Dallas looked like a lock-solid legitimate contender in the packed Western Conference from their impressive early-season results (only three losses in their first 15 games). Under Schellas Hyndmann, Dallas was more concerned with keeping their shape and passing the ball than rushing upfield as quickly as possible to cross the ball. There were some impressive results and Dallas seemed well-positioned to sustain their playoff position.
Dallas has two wins and seven losses over their last 16 games. Chivas USA, the laugh track of the Western Conference, has three wins over that same timespan, for those of you needing perspective. Kenny Cooper didn’t score between mid-May and early October with limited playing time. Blas Perez has 11 goals, but injuries and World Cup qualifying has seen him only play in 23 games. Neither forward leads the team in shots (midfielder Jackson does), suggesting getting the ball to the forwards is an issue.
As currently constructed, the Dallas roster isn’t good enough.
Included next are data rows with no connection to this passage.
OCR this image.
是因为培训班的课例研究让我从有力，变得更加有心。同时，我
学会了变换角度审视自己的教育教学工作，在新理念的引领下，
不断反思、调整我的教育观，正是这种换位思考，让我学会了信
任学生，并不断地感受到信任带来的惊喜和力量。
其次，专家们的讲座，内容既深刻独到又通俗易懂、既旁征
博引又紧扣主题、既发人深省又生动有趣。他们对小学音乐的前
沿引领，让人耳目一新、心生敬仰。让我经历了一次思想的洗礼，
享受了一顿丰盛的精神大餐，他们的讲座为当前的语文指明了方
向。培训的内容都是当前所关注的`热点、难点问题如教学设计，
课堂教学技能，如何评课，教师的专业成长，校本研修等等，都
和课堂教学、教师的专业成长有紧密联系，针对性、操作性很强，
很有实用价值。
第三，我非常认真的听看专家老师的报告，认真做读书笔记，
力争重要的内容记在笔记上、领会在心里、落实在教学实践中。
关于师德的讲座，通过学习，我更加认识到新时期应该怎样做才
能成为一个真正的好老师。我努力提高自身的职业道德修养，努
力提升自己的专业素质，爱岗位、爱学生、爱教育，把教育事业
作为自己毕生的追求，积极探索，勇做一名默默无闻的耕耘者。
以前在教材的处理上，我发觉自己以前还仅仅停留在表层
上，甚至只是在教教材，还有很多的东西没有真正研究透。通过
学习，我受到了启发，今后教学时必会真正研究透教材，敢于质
Yes, injuries have hurt them this season more than most teams, perhaps, but they’ve also been unable to get the most out of some talented players when healthy. In a packed Western Conference, that’s not going to be good enough for the next several years.
What can we learn from the seasons Montreal is having?
Montreal came out playing interesting soccer and built impressive early season results. There was even talk of them being a Supporters’ Shield contender. While it would be easy to point to Montreal’s apparent average age and dependence on Marco Di Vaio, the season results show that Montreal only lost four times in their first 15 games, and only have four wins in their last 15 games (six losses).
Di Vaio has scored 19 goals this season but 15 other players have scored for the Impact. Montreal is the second-best scoring team in the Eastern Conference with 48, so it’s not dependence on DiVaio that is the issue. Are they too old? Certain of their players are more experienced, but then how do you explain the minutes given to starters such as Felipe Martins (23) or Jeb Brovski (24).
The answer is much more benign and unfortunately a significant part of the MLS narrative this season. There are no great teams. There are no teams with the roster depth to cope the travel, the changing weather, and the out-of-MLS competition. Montreal had their nice run of form early and so far that run of form has them in a playoff spot. It’s worth remembering they didn’t qualify at all last season.
Tony Edwards is a soccer writer from the Bay Area.